Sam Moyer: Ferns Teeth is a survey of the artist’s varied approaches to working with stone, a primary material for Moyer over the past ten years. Fascinated by the geologic time of rock and its many industrial and architectural uses, Moyer employs salvaged stone and aggregate concrete to explore balance, weight, and scale. Ferns Teeth includes recent examples of her paintings, sculpture, and photographs, which are presented across three successive galleries, each of which offers an immersive viewing experience. Attuned to the emotional impact of light and space, Moyer investigates her longstanding interest in the viewer’s sensory experience.

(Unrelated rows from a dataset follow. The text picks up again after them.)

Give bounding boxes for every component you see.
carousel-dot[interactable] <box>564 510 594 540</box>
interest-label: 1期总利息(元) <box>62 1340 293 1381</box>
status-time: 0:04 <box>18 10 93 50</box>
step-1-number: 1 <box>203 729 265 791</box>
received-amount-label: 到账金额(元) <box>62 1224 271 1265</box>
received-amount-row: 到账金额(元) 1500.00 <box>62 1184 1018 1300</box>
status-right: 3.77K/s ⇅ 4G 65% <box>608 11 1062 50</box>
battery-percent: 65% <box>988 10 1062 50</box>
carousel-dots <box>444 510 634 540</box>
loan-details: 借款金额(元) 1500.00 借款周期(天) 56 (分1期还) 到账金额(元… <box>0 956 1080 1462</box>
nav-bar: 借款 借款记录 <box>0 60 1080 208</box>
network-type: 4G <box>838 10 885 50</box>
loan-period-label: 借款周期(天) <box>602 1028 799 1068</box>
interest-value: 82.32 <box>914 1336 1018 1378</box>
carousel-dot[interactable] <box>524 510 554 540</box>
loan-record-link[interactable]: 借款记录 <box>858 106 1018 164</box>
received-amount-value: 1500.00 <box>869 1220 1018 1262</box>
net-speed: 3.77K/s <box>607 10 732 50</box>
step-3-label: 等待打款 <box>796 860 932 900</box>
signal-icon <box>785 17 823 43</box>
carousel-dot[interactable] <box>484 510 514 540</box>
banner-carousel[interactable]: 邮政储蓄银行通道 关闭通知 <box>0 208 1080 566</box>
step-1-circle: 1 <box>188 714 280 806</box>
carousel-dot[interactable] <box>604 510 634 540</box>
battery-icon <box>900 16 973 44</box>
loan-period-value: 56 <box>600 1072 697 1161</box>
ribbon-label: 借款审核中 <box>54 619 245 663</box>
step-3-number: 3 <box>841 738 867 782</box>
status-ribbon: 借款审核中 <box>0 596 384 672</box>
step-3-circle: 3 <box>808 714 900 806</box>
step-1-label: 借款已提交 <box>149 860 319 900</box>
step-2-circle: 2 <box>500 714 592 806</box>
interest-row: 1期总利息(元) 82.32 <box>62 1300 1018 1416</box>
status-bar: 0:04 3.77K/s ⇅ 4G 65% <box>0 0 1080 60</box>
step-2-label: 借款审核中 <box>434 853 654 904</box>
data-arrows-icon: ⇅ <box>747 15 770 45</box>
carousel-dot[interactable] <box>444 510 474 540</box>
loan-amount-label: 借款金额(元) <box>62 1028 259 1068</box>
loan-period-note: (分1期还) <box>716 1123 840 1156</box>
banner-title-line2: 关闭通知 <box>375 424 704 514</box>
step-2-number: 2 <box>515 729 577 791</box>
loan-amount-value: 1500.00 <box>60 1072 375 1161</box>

In the exhibition’s first gallery, viewers are greeted by Fern Friend Grief Growth, a large-scale stone painting comprised of reclaimed marble set into painted plaster, tailor-fit to the architecture of the room. The work is faced by an artist-made marble bench that offers a direct tactile experience with the material and a contemplative atmosphere, inviting a cinematic view.
The smaller space of the second gallery provides an intimate moment for viewing Moyer’s Bluestone Dependent 4 alongside a series of wall works that breach the boundaries of sculpture and photography. The free-standing sculpture reflects the artist’s interest in the relationship between natural and industrial materials and the structural balance that is achieved by the design of their joinery. The two pieces of stone are reliant on each other for stability, secured in place by the particular angle at which they interlock. Accompanying the sculpture are four silver gelatin prints placed within artist-made aggregate concrete frames. These pieces are specific to Long Island’s East End as Moyer collects the beach stones used in the frames from the same location as the eroded sea walls depicted in her photographs.
In the final gallery, Moyer presents ten small-scale paintings that are installed in a linear fashion, encouraging us to view them by circling the space rather than from a single vantage point. Titled Clippings, these works evoke the sense that they have been cut, or trimmed, from a larger piece in an act of regeneration, or forming new growth.
Sam Moyer: Ferns Teeth is organized by Corinne Erni, Lewis B. and Dorothy Cullman Chief Curator, Art and Education and Deputy Director of Curatorial Affairs, with additional support from Kaitlin Halloran, Assistant Curator and Publications Coordinator.
Exhibition Support
Sam Moyer: Ferns Teeth is made possible, in part, thanks to the generous support of Jacqueline Brody; The Deborah Buck Foundation; Linda Hackett and Melinda Hackett/ CAL Foundation; Sean Kelly, New York/Los Angeles; BLUM; The Evelyn Toll Family Foundation; Herman Goldman Foundation; Lauren and Steven P. Schwartz; Yanina and Allan Spivack; Alison and Donald Weiss; Karen and Dennis Mehiel; and a donor who wishes to remain Anonymous.
The Parrish Art Museum’s programs are made possible, in part, by the New York State Council on the Arts with the support of Governor Kathy Hochul and the New York State Legislature, and by the property taxpayers from the Southampton School District and the Tuckahoe Common School District.
About Sam Moyer
Sam Moyer (American, b. 1983) received her BFA from the Corcoran College of Art and Design and her MFA from Yale University. Her work has been featured in exhibitions at the Bass Museum, Miami; the Contemporary Art Museum St. Louis; the Drawing Center, New York; the FLAG Art Foundation, New York; the Hill Art Foundation, New York; LAND, Los Angeles; MoMA PS1, Queens; the Parrish Art Museum, New York; Tensta Konsthall, Stockholm; Wexner Center for the Arts, Columbus; and White Flag Projects, St. Louis. Moyer’s large-scale outdoor sculpture Doors for Doris (2020), commissioned by Public Art Fund, was on view in the Doris C. Freedman Plaza in Central Park, New York from September 2020 through October 2021. Her recent solo exhibitions include Memory Mine (2023) at the Jule Collins Smith Museum, Auburn; Relief (2022) at Rodolphe Janssen, Brussels; Good Friend (2021) at Kayne Griffin, Los Angeles; and Tone (2021) at Sean Kelly Gallery, New York.
Moyer’s work is featured in prominent public collections, including the Davis Museum, Wellesley College, Massachusetts; the Morgan Library & Museum, New York; the Museum of Modern Art, New York; the Whitney Museum of American Art, New York; the Yale University Art Gallery, New Haven; the Aïshti Foundation, Beirut; and the Louis Vuitton Foundation, Paris.